0

I'm using the tf.data.Dataset.from_generator() function to create a datset for ASR with audio wav_file, length of audio wav_file, transcript and transcript_len. For the ML model I need audio wav_file and length to be zero padded and therefore I used .padded_batch() already. Now I need something else than .batch() as this needs the tensors to be in the same shape but without zero padding to batch my dataset.

I want to use the CTC Loss function tf.nn.ctc_loss_v2 which needs transcript and transcript_len tensors not be padded with zeros but batched. Is there a possibility to batch a dataset with tensors included in different shapes?


def generate_values():
    for _, row in df.iterrows():
       yield row.wav_filename, row.transcript, len(row.transcript) 

def entry_to_features(wav_filename, transcript, transcript_len):
    features, features_len = audiofile_to_features(wav_filename)
    return features, features_len, transcript, transcript_len

def batch_fn(features, features_len, transcripts, transcript_len):        
    features = tf.data.Dataset.zip((features, features_len))
    features = features.padded_batch(batch_size,
                         padded_shapes=([None, Config.n_input], []))
    trans=tf.data.Dataset.zip((transcripts, 
                     transcript_len)).batch(batch_size) ###PROBLEM: 
                     #### ONLY WORKING WITH BATCH_SIZE=1
    return tf.data.Dataset.zip((features, trans)) 
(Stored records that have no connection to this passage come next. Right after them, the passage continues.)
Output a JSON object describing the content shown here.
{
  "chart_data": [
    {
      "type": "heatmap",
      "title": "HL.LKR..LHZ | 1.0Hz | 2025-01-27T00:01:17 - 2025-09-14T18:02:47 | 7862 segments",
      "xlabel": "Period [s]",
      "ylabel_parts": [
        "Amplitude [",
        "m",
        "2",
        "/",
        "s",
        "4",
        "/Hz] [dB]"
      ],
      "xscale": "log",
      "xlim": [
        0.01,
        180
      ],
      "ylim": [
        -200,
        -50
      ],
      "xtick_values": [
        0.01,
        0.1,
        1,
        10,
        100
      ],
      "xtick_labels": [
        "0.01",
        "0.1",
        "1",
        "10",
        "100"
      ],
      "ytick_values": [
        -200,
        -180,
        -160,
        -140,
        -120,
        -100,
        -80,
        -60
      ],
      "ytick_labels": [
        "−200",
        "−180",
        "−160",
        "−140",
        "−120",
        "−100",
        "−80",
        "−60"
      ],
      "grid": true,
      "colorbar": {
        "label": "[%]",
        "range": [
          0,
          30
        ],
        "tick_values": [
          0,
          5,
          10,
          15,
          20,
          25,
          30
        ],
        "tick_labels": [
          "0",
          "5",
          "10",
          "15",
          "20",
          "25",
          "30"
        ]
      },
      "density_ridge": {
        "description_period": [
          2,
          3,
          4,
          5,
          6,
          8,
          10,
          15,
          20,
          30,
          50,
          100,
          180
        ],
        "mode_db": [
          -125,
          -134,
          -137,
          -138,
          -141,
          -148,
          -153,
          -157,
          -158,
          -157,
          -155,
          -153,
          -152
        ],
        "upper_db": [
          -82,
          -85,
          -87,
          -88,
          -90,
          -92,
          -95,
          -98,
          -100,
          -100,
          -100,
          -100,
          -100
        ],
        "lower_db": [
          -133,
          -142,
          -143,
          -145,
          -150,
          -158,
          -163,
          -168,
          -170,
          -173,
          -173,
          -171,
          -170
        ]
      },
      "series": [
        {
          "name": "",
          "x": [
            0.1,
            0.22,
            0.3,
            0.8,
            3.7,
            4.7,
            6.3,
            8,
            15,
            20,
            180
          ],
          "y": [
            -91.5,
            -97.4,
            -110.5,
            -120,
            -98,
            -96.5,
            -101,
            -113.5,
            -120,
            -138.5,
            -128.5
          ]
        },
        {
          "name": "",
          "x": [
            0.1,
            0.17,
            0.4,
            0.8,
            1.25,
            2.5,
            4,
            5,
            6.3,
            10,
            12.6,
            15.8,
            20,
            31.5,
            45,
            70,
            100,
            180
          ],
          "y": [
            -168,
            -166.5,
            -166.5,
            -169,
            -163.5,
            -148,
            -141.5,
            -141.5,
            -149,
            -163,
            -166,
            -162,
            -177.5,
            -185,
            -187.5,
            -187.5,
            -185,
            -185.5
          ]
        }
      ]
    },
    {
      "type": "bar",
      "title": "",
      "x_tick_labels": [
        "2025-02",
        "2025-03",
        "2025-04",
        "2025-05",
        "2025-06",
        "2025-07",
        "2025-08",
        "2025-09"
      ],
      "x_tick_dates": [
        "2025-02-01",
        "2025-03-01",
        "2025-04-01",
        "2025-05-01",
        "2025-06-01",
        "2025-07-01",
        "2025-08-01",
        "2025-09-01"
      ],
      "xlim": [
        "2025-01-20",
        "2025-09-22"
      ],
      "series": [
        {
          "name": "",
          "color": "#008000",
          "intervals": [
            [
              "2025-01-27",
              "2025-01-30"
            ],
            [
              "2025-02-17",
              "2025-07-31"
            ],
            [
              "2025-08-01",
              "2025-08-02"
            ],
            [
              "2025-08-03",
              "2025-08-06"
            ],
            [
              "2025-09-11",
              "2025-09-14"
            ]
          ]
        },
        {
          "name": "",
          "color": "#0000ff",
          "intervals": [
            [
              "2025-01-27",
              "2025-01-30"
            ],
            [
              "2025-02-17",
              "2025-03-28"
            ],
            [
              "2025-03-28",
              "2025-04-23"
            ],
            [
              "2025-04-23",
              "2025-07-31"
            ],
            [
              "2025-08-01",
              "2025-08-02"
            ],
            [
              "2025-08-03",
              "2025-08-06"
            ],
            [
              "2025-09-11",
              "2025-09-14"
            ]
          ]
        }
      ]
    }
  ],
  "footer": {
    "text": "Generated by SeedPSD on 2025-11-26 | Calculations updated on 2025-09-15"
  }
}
dataset = tf.data.Dataset.from_generator(generate_values,
                         output_types=(tf.string,tf.int64, tf.int64))
dataset= dataset.map(entry_to_features)
dataset= dataset.window(batch_size, drop_remainder=True)
dataset= dataset.flat_map(batch_fn)

InvalidArgumentError (see above for traceback): Cannot batch tensors with different shapes in component 0. First element had shape [36] and element 2 had shape [34]

  • You might want to try transforming your wav data so the dimensions line up. A nice way of doing this is a [mel spectrogram](https://librosa.github.io/librosa/generated/librosa.feature.melspectrogram.html). Librosa is a python library that has this feature. – o-90 Aug 02 '19 at 15:53
  • I don't understand why you cannot use `padded_batch` there. [`tf.nn.ctc_loss_v2`](https://www.tensorflow.org/api_docs/python/tf/nn/ctc_loss_v2) takes length parameters, so you can pass padded tensors and the length and the calculation will be correct. In fact, the function _assumes_ you will pass a padded tensor. – jdehesa Aug 02 '19 at 16:44
  • oh wow, sorry! you're right! – Malena Reiners Aug 02 '19 at 19:03

1 Answers1

1

If you want to train a seq2seq model and use features, transcript as training examples dataset.window is not what you gonna use.

dataset = tf.data.Dataset.from_generator(generate_values,
                         output_types=(tf.string, tf.int64, tf.int64))
dataset = dataset.map(entry_to_features)
dataset = dataset.padded_batch(batch_size, padded_shapes=([None, Config.n_input], [], [None], []))

later you can use the dataset as follows:

for features, feature_length, labels, label_length in dataset.take(30): 
    logits, logit_length = model(features, feature_length)
    loss = tf.nn.ctc_loss_v2(labels, tf.cast(logits, tf.float32), 
                             label_length, logit_length, logits_time_major=False)
alexey
  • 706
  • 5
  • 9